Die USA sprechen sich gegen ein System aus, das lediglich auf den gefährlichen Eigenschaften von Substanzen beruht – wie es Frankreich befürwortet. Denn das „könnte schwerwiegende Auswirkungen für die EU-Importe von US-Landwirtschaftsprodukten haben“, so die amerikanische Regierung.

Die Regierungen Neuseelands, Australiens, Kanadas schlagen in die gleiche Kerbe. Argentinien betont in seiner Antwort, wie wichtig die Einhaltung der Verträge der Welthandelsorganisation zu Handelshemmnissen und phytosanitären Maßnahmen ist.

Frankreichs Ansatz: Sicherheit geht vor

Frankreich hingegen geht es zuallererst um die Sicherheit. „Die Definition muss alleine auf den immanenten Gefahren der Substanzen beruhen, die sozioökonomischen Elemente werden erst im Managementstadium berücksichtigt“, erklärt Paris.

Die französische Regierung argumentiert: „Der Grad der Exposition der allgemeinen Bevölkerung gegenüber bestimmten erkannten und vermuteten endokrinen Disruptoren zeigt, dass es wichtig ist, schnell zu handeln, um negative Auswirkungen zu verhindern. Außerdem können die Kosten der negativen Folgen, die durch endokrine Disruptoren verursacht werden, extrem hoch sein und ihre Verringerung könnte erhebliche wirtschaftliche Vorteile haben.“

Der nächste Schritt im Verfahren, der von Industriegremien sehr unterstützt wird, ist eine Untersuchung der wirtschaftlichen Folgen.

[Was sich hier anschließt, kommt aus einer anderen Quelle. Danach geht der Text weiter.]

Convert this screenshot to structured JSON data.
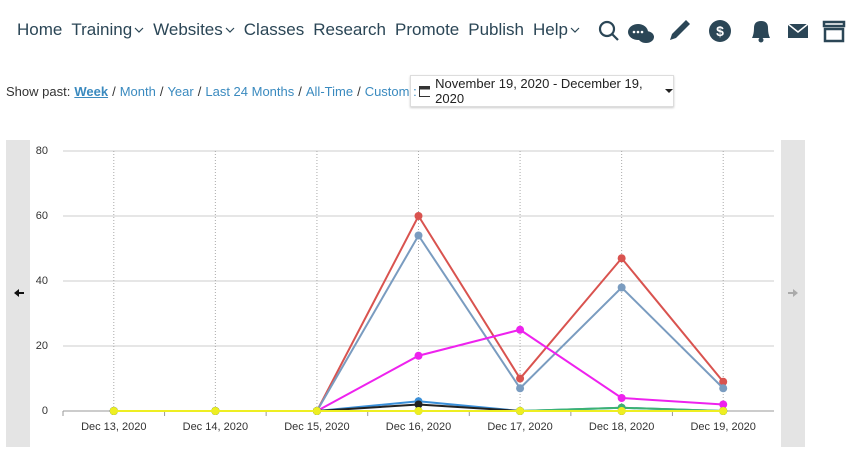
{
  "nav": [
    {
      "label": "Home",
      "dropdown": false
    },
    {
      "label": "Training",
      "dropdown": true
    },
    {
      "label": "Websites",
      "dropdown": true
    },
    {
      "label": "Classes",
      "dropdown": false
    },
    {
      "label": "Research",
      "dropdown": false
    },
    {
      "label": "Promote",
      "dropdown": false
    },
    {
      "label": "Publish",
      "dropdown": false
    },
    {
      "label": "Help",
      "dropdown": true
    }
  ],
  "filter": {
    "label": "Show past:",
    "separator": "/",
    "options": [
      "Week",
      "Month",
      "Year",
      "Last 24 Months",
      "All-Time",
      "Custom :"
    ],
    "active": 0
  },
  "date_range": "November 19, 2020 - December 19, 2020",
  "chart_data": {
    "type": "line",
    "categories": [
      "Dec 13, 2020",
      "Dec 14, 2020",
      "Dec 15, 2020",
      "Dec 16, 2020",
      "Dec 17, 2020",
      "Dec 18, 2020",
      "Dec 19, 2020"
    ],
    "ylim": [
      0,
      80
    ],
    "yticks": [
      0,
      20,
      40,
      60,
      80
    ],
    "grid": true,
    "series": [
      {
        "color": "#d9534f",
        "values": [
          0,
          0,
          0,
          60,
          10,
          47,
          9
        ]
      },
      {
        "color": "#7a9cc0",
        "values": [
          0,
          0,
          0,
          54,
          7,
          38,
          7
        ]
      },
      {
        "color": "#ee22ee",
        "values": [
          0,
          0,
          0,
          17,
          25,
          4,
          2
        ]
      },
      {
        "color": "#3a8fd8",
        "values": [
          0,
          0,
          0,
          3,
          0,
          1,
          0
        ]
      },
      {
        "color": "#222222",
        "values": [
          0,
          0,
          0,
          2,
          0,
          0,
          0
        ]
      },
      {
        "color": "#3cb371",
        "values": [
          0,
          0,
          0,
          0,
          0,
          1,
          0
        ]
      },
      {
        "color": "#eeee22",
        "values": [
          0,
          0,
          0,
          0,
          0,
          0,
          0
        ]
      }
    ]
  }
}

Dieser Artikel erschien auf EurActiv France.

Hintergrund

Steigende Krebszahlen und Fertilitätsprobleme lenken die Aufmerksamkeit der Forscher auf endokrine Disruptoren. Einige fordern eine strenge Regulierung der Substanzen, im Einklang mit dem Vorsorgeprinzip.

Andere Wissenschaftler betonen den Wert dieser Chemikalien für Produkte des Alltagslebens wie Plastik. Sie warnen davor, dass die wissenschaftlichen Grundlagen auf den Kopf gestellt werden, wenn Vorsorgemaßnahmen getroffen werden.